November 6, 2010 4:09 PM   Subscribe

What colloquial names/terms were given to cholera?

Thousands of Americans died from cholera who might not have known it by that name. What did they call it?
posted by John Borrowman to Science & Nature (5 answers total)
 
Dysentery. Cholera is caused by Vibrio cholera, but causes a dysentery-like diarrhea (like Shigellosis).
posted by amelioration at 4:11 PM on November 6, 2010


Surprisingly, the term cholera has been in use since the time of Hippocrates though this book argues that what they used to call cholera (cholera morbus) wasn't exactly the same thing as we call cholera now (cholera ire). This book is much more clear about other names for cholera though those are mostly words for it in other languages. This page seems to say that the other English words for it were: plague in the guts, cramps, spasms and unbloody dystentery. This page has a few more including my favorite: crapulosa.
posted by jessamyn at 4:24 PM on November 6, 2010


A phrase for one of the more, ah, unfortunate symptoms: "ricewater stool," characterized by floating white specks that were actually bits of lining from the small intestine.

Also, apparently many believed it was caused by a "miasma," or thick cloud of death formed by rotting matter. Others just called it a "pestilence" or "the cramps."
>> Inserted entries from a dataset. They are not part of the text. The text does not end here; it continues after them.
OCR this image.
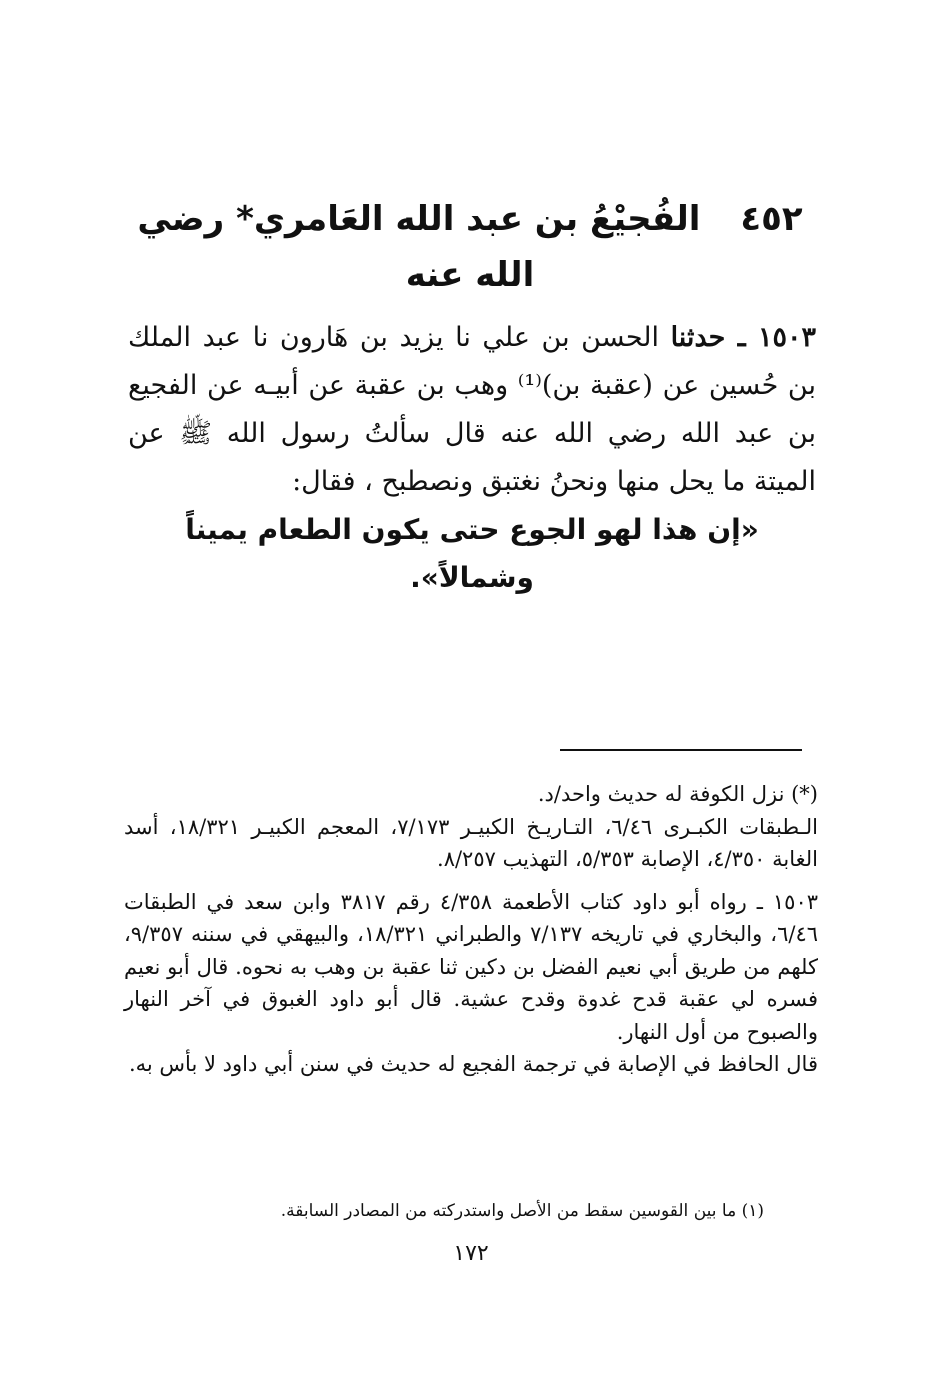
٤٥٢ الفُجيْعُ بن عبد الله العَامري* رضي الله عنه

١٥٠٣ ـ حدثنا الحسن بن علي نا يزيد بن هَارون نا عبد الملك بن حُسين عن (عقبة بن)⁽¹⁾ وهب بن عقبة عن أبيـه عن الفجيع بن عبد الله رضي الله عنه قال سألتُ رسول الله ﷺ عن الميتة ما يحل منها ونحنُ نغتبق ونصطبح ، فقال:

«إن هذا لهو الجوع حتى يكون الطعام يميناً وشمالاً».

(*) نزل الكوفة له حديث واحد/د.

الـطبقات الكبـرى ٦/٤٦، التـاريـخ الكبيـر ٧/١٧٣، المعجم الكبيـر ١٨/٣٢١، أسد الغابة ٤/٣٥٠، الإصابة ٥/٣٥٣، التهذيب ٨/٢٥٧.

١٥٠٣ ـ رواه أبو داود كتاب الأطعمة ٤/٣٥٨ رقم ٣٨١٧ وابن سعد في الطبقات ٦/٤٦، والبخاري في تاريخه ٧/١٣٧ والطبراني ١٨/٣٢١، والبيهقي في سننه ٩/٣٥٧، كلهم من طريق أبي نعيم الفضل بن دكين ثنا عقبة بن وهب به نحوه. قال أبو نعيم فسره لي عقبة قدح غدوة وقدح عشية. قال أبو داود الغبوق في آخر النهار والصبوح من أول النهار.

قال الحافظ في الإصابة في ترجمة الفجيع له حديث في سنن أبي داود لا بأس به.

(١) ما بين القوسين سقط من الأصل واستدركته من المصادر السابقة.

١٧٢
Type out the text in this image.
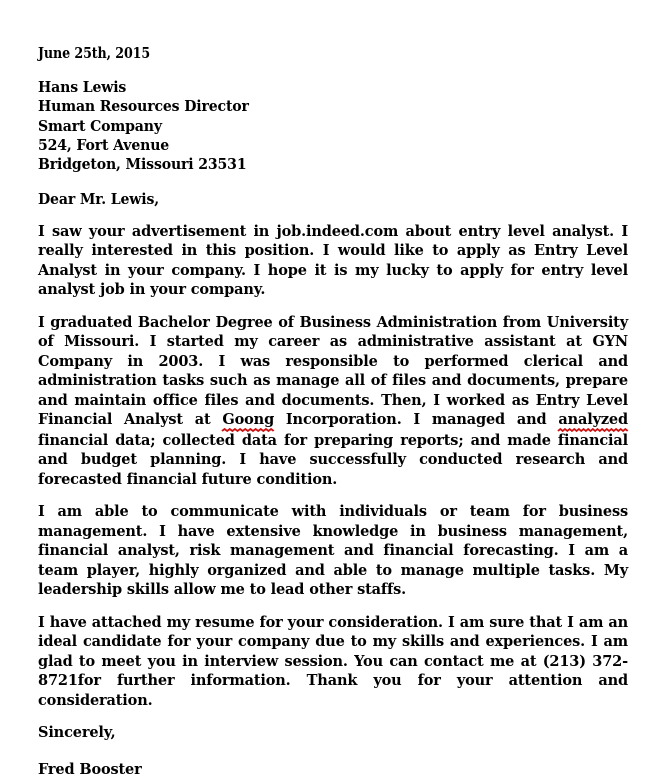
June 25th, 2015

Hans Lewis

Human Resources Director

Smart Company

524, Fort Avenue

Bridgeton, Missouri 23531

Dear Mr. Lewis,

I saw your advertisement in job.indeed.com about entry level analyst. I really interested in this position. I would like to apply as Entry Level Analyst in your company. I hope it is my lucky to apply for entry level analyst job in your company.

I graduated Bachelor Degree of Business Administration from University of Missouri. I started my career as administrative assistant at GYN Company in 2003. I was responsible to performed clerical and administration tasks such as manage all of files and documents, prepare and maintain office files and documents. Then, I worked as Entry Level Financial Analyst at Goong
Incorporation. I managed and analyzed
financial data; collected data for preparing reports; and made financial and budget planning. I have successfully conducted research and forecasted financial future condition.

I am able to communicate with individuals or team for business management. I have extensive knowledge in business management, financial analyst, risk management and financial forecasting. I am a team player, highly organized and able to manage multiple tasks. My leadership skills allow me to lead other staffs.

I have attached my resume for your consideration. I am sure that I am an ideal candidate for your company due to my skills and experiences. I am glad to meet you in interview session. You can contact me at (213) 372-8721for further information. Thank you for your attention and consideration.

Sincerely,

Fred Booster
There was also a gastrointestinal disease known as "cholera infantum," or the "summer complaint," which was apparently just gastroenteritis of varying origin. This page has a whole bunch of other fun variants.
posted by limeonaire at 4:56 PM on November 6, 2010


I think I remember an episode of The Tudors where it was called "the bloody flux."
posted by 4ster at 6:38 PM on November 6, 2010


The Bloody Flux: Dysentery in eighteenth-century naval and military medical accounts.
To add further complication, dysentery was sometimes confused diagnostically with another acute disease of the bowels, 'cholera morbus’, as well as with simple diarrhoea. Cholera morbus, also known as 'English’, 'European’, 'Summer’ or 'Autumnal’ cholera, was a bilious disorder, and must be clearly distinguished from Asiatic cholera, which did not appear in England until 1831. Asiatic cholera is, in fact, an extreme form of dysentery, and not cholera (i.e. a bilious disorder) at all. Although it was a relatively common (if declining) early modern European affliction, cholera morbus received few contemporary monographs. The similarities between these disorders of the gut were such that one seventeenth-century doctor observed that there was sufficient similarity between dysentery, cholera and diarrhoea, 'in so much that sometimes it may be a doubtful business, how to distinguish the one from the other.’